UK - Social investments are gaining momentum, according to UK social investment wholesaler Big Society Capital.
And according to Nick O'Donohoe, chief executive at Big Society Capital, the credit crisis has been a key driver behind this movement.
Speaking at the UK Sustainable Investment and Finance Association's (UKSIF) annual lecture in London last night, he said: "The credit crisis was an important catalyst of changing the way people thought about investment.
"We have moved on from [simply] making sure our investments and the companies we invest in do no harm to thinking more proactively about making sure that at least some part of our money is dedicated towards investments that are doing some good.

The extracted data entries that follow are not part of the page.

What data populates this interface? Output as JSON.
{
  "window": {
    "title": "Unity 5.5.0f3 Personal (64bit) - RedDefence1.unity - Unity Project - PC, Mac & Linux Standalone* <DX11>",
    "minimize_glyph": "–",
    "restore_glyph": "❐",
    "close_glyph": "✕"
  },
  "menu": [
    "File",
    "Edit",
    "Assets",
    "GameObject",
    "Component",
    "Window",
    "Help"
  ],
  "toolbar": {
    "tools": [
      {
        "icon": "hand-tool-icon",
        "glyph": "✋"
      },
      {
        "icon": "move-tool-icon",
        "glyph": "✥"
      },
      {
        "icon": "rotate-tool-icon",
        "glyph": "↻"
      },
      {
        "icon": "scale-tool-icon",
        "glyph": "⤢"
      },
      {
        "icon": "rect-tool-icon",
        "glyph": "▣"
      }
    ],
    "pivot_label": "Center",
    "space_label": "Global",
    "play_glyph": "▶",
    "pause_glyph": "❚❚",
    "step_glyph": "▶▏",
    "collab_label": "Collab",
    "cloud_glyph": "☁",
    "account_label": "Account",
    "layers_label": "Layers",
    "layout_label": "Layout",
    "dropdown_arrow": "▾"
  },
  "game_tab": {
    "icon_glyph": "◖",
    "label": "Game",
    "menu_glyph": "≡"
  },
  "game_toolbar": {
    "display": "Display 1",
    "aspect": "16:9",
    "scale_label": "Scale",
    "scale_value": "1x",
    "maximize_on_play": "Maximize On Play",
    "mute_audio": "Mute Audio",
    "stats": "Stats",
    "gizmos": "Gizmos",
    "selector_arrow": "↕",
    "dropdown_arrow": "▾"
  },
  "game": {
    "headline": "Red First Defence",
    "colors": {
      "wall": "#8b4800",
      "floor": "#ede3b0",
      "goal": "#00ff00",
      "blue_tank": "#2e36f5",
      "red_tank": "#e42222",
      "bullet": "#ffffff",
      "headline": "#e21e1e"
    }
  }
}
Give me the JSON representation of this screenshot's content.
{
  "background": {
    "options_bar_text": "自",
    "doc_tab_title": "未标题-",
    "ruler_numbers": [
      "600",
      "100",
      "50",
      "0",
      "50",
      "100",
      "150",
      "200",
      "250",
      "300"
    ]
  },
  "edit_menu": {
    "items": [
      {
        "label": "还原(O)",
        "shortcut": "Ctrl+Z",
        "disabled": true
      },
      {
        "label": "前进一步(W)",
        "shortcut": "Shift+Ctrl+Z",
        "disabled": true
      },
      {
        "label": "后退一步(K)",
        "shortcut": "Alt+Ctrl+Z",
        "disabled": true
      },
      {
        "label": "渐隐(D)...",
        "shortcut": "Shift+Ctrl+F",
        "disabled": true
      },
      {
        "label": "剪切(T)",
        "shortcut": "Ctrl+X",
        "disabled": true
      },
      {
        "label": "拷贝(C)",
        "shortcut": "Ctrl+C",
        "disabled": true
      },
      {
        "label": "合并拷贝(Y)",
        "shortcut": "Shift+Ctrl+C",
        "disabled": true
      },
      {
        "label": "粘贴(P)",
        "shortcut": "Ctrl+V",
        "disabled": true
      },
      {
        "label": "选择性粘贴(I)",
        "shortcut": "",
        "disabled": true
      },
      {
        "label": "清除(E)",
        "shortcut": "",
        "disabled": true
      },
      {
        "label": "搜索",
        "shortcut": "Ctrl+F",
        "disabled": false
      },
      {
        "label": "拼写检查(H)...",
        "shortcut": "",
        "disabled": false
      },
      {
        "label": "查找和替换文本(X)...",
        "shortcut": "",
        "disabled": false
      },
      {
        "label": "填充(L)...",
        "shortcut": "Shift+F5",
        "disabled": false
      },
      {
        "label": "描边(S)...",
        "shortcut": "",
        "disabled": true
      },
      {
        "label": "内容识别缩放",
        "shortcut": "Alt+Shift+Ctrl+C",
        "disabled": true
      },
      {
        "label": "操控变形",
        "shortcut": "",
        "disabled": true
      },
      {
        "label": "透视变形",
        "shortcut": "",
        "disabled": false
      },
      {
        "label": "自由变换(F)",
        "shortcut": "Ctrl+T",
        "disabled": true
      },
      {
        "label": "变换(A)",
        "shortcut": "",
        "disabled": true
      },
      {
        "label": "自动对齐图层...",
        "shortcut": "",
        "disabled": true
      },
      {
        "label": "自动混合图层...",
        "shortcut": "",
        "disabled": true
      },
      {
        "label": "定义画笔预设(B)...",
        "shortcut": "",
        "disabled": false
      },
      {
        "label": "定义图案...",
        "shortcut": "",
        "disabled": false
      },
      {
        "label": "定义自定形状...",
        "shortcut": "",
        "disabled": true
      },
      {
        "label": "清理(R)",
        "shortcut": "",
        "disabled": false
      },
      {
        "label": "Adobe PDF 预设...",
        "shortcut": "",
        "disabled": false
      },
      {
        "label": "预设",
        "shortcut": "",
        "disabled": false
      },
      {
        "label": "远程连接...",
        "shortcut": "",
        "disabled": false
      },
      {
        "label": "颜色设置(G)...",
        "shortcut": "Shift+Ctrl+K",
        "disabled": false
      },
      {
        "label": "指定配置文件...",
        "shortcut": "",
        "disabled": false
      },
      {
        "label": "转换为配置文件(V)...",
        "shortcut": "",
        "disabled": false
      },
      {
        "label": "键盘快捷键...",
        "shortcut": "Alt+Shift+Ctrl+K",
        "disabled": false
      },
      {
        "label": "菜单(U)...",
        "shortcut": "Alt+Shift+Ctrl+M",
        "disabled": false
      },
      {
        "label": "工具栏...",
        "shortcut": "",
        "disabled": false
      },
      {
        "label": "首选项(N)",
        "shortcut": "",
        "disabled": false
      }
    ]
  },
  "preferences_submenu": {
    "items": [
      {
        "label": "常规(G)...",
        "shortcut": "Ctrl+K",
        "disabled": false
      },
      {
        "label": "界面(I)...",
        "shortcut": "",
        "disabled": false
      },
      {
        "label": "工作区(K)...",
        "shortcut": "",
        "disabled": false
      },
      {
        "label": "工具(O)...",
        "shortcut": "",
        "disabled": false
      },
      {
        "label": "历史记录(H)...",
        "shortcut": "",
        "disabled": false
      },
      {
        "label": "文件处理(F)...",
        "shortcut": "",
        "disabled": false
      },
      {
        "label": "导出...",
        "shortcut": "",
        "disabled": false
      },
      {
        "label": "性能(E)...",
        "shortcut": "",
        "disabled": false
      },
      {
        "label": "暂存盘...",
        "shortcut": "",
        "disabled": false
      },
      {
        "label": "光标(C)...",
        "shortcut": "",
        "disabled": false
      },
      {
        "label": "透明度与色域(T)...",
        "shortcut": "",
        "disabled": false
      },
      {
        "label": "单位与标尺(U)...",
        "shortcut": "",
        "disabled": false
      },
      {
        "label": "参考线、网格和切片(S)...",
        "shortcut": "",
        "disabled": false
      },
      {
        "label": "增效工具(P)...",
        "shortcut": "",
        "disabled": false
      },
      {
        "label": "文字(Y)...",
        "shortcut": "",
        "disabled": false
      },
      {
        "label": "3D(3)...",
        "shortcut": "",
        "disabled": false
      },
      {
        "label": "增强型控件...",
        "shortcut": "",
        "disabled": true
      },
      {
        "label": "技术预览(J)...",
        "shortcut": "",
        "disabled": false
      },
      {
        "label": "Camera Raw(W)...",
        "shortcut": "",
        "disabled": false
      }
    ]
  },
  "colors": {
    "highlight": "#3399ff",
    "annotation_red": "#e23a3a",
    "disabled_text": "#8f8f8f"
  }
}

That is the origin social or impact investing."
O'Donohoe said he witnessed an increasing number of mainstream financial institutions getting involved in social investments in a real and tangible way, such as Merrill Lynch Bank of America, Morgan Stanley, Goldman Sachs, JP Morgan and Deutsche Bank, as well as support from governments.
"In developed markets, there is a very profound change going on in the way governments are purchasing social value," he said.
"Historically, we have had a system where government simply paid the service providers to provide social care service in various communities. [Now we] are moving from a system where we paid for delivery of a service to a system of payments by results."
One example of that is the UK Work Programme, which supports organisations that help get people back to work.
Initially, companies were paid for providing a service, whereas today they are being paid for providing that service but only if the person receiving the service goes back to work.
O'Donohoe said: "That is a significant change because it transfers the risk of delivery away from government towards whoever is providing the service.
"But most of the social organisations providing these services are too small and too fragile to be able to effectively pre-fund the service in the hope that they will get paid upon successful completion. They need funding, and that is the opportunity for social investors."
The creation of any market requires demand for and supply of funds, as well as an intermediation and infrastructure system, he said.
But O'Donohoe was confident there would be sufficient demand for funds from social organisations with credible business plans and revenue projections.
"One of the reasons why demand will grow is that we have an increasingly ageing population, and health, disability and ageing is an area where social enterprises and social organisations in many cases do a better job in providing services than private organisations do," he said.
"But they are disadvantaged because they [currently] do not have access to the sort of finance private organisations do."
Big Society Capital intends to encourage the creation of intermediary vehicles such as funds or social lenders that will provide finance to a broad range of UK charities and social enterprises.
Meanwhile, UKSIF has submitted evidence to the Cox Review into short-termism in British business, recommending that measures be taken to boost demand for long-term investment from companies and asset owners.
The independent review, commissioned by the Labour Party and led by Sir George Cox, closed on 31 August.
UKSIF urged Cox to examine evidence showing that long-term wealth creation and the interests of responsible capital providers were not well served by current practices within capital markets and across the investment chain.
It also asked the review to consider proposals to close the investment chain through positive influence by companies on asset owners.
Penny Shepherd, UKSIF chief executive, said: "Companies can play a vital role in improving long-termism across the investment chain through their influence on corporate pension funds, employees, customers and suppliers.
"Our research suggests pension funds welcome plan sponsor support for long-term responsible investment approaches, and that the majority of funds see benefit in alignment with sponsors' sustainability policies.
"Employer-nominated trustees with sustainability expertise can play a vital role in ensuring pension investment strategies meet long-term needs."
UKSIF suggested that measures to encourage companies to take such an approach should include ensuring stable social and environmental policies and leading the way through sustainable public procurement.
It also cited evidence that pension funds adopting responsible investment report a range of benefits and tend to deepen their practices over time.
Lastly, global engagement service provider GES has significantly increased its screening universe during 2012 to approximately 16,000 of the largest listed companies in the world.
It is in the process of including another 2,500 companies, which equals a nearly 70% increase since 2011.
The expansion of GES's screening universe from 11,000 to 18,500 companies is a result of investor demand, it said.